ALDI Mobile recently rejigged its pre-paid mobile plans, keeping the price the same but dropping “Unlimited” from its plan title; instead it now offers a set number of calling minutes, texts and data for a fixed sum each month. The data was always limited in any case, but it’s another sign of how the low cost Mobile Virtual Network Operator (MVNO) space in Australia is contracting. 2013 has seen a number of smaller operators, from Red Bull Mobile to Kogan Mobile shut up shop; ALDI itself only remained on the same parts of Telstra’s network as Kogan through swift dealing. The changes in its plans suggest that the big supermarket vendor may be rethinking its mobile policy altogether.
For a service you only buy in monthly installments, there’s less likelihood of becoming actually out of pocket if ALDI did shutter its mobile business, although it would clearly involve some shuffling around if you wanted to keep the same mobile phone number.
Unlimited means something in an advertising sense, and it’s something that the ACCC looks at very closely and critically, because there’s significant scope for confusion and overbilling in any service, whether it’s a buffet breakfast or an ISP offering.
What a lot of people don’t necessarily consider is whether an unlimited plan in the technology sphere actually suits what they want to do. There’s undoubtedly some comfort in the idea of not having any bill shock or shaping issues to deal with, but that’s really only part of the equation. If you’re getting unlimited on a network that’s constantly congested (on the mobile side) or seriously slow due to caching or DNS issues on the ISP side, then your unlimited plan is suddenly very limited indeed, and all in ways that the ACCC wouldn’t touch at all.

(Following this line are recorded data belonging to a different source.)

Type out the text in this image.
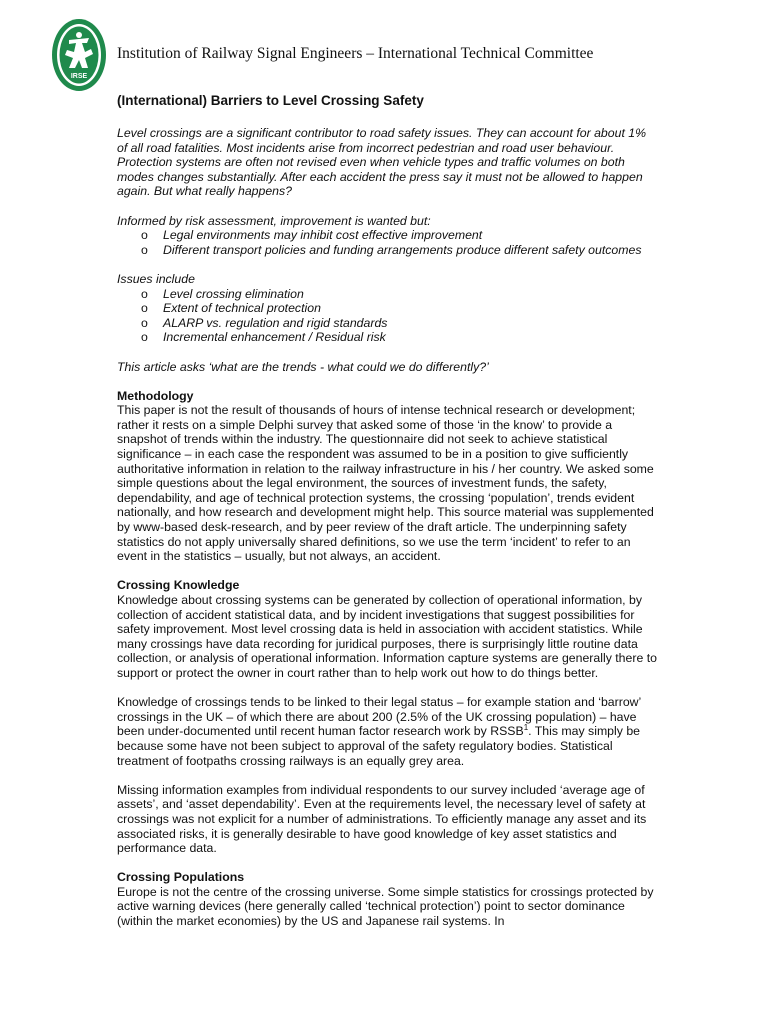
IRSE
Institution of Railway Signal Engineers – International Technical Committee
(International) Barriers to Level Crossing Safety

Level crossings are a significant contributor to road safety issues. They can account for about 1% of all road fatalities. Most incidents arise from incorrect pedestrian and road user behaviour. Protection systems are often not revised even when vehicle types and traffic volumes on both modes changes substantially. After each accident the press say it must not be allowed to happen again. But what really happens?

Informed by risk assessment, improvement is wanted but:
o Legal environments may inhibit cost effective improvement
o Different transport policies and funding arrangements produce different safety outcomes
Issues include
o Level crossing elimination
o Extent of technical protection
o ALARP vs. regulation and rigid standards
o Incremental enhancement / Residual risk

This article asks ‘what are the trends - what could we do differently?’

Methodology

This paper is not the result of thousands of hours of intense technical research or development; rather it rests on a simple Delphi survey that asked some of those ‘in the know’ to provide a snapshot of trends within the industry. The questionnaire did not seek to achieve statistical significance – in each case the respondent was assumed to be in a position to give sufficiently authoritative information in relation to the railway infrastructure in his / her country. We asked some simple questions about the legal environment, the sources of investment funds, the safety, dependability, and age of technical protection systems, the crossing ‘population’, trends evident nationally, and how research and development might help. This source material was supplemented by www-based desk-research, and by peer review of the draft article. The underpinning safety statistics do not apply universally shared definitions, so we use the term ‘incident’ to refer to an event in the statistics – usually, but not always, an accident.

Crossing Knowledge

Knowledge about crossing systems can be generated by collection of operational information, by collection of accident statistical data, and by incident investigations that suggest possibilities for safety improvement. Most level crossing data is held in association with accident statistics. While many crossings have data recording for juridical purposes, there is surprisingly little routine data collection, or analysis of operational information. Information capture systems are generally there to support or protect the owner in court rather than to help work out how to do things better.

Knowledge of crossings tends to be linked to their legal status – for example station and ‘barrow’ crossings in the UK – of which there are about 200 (2.5% of the UK crossing population) – have been under-documented until recent human factor research work by RSSB$^1$. This may simply be because some have not been subject to approval of the safety regulatory bodies. Statistical treatment of footpaths crossing railways is an equally grey area.

Missing information examples from individual respondents to our survey included ‘average age of assets’, and ‘asset dependability’. Even at the requirements level, the necessary level of safety at crossings was not explicit for a number of administrations. To efficiently manage any asset and its associated risks, it is generally desirable to have good knowledge of key asset statistics and performance data.

Crossing Populations

Europe is not the centre of the crossing universe. Some simple statistics for crossings protected by active warning devices (here generally called ‘technical protection’) point to sector dominance (within the market economies) by the US and Japanese rail systems. In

The solution to working out the real value of an unlimited plan is to go back to school and do your sums.
Specifically, what you should do, whether you’re a consumer or small business is keep a tally of your actual real world usage. Most people will find that varies a little over time; one month you may download a number of patches or a lot of video that bumps data usage up, while other months are quieter. Still, you should fairly easily be able to see an average usage pattern, and your ISP should be able to give you these figures quite easily if you’re looking at data usage.
That’s the baseline figure you should use when comparing an “unlimited” plan against any other. Clearly, it’d be wise to add a little fat to those numbers to allow for a little excess usage. The basics of these unlimited plans assume that the vast majority of users only use a fraction of entitlements — the same is true for quota plans as well — but if you’re a low-scope user, it may pay off in lower broadband bills to go on a lower-quota plan and keep an eye on your usage (or select a “shaped” plan) rather than simply opt for a higher-cost “unlimited” plan that offers you limited value.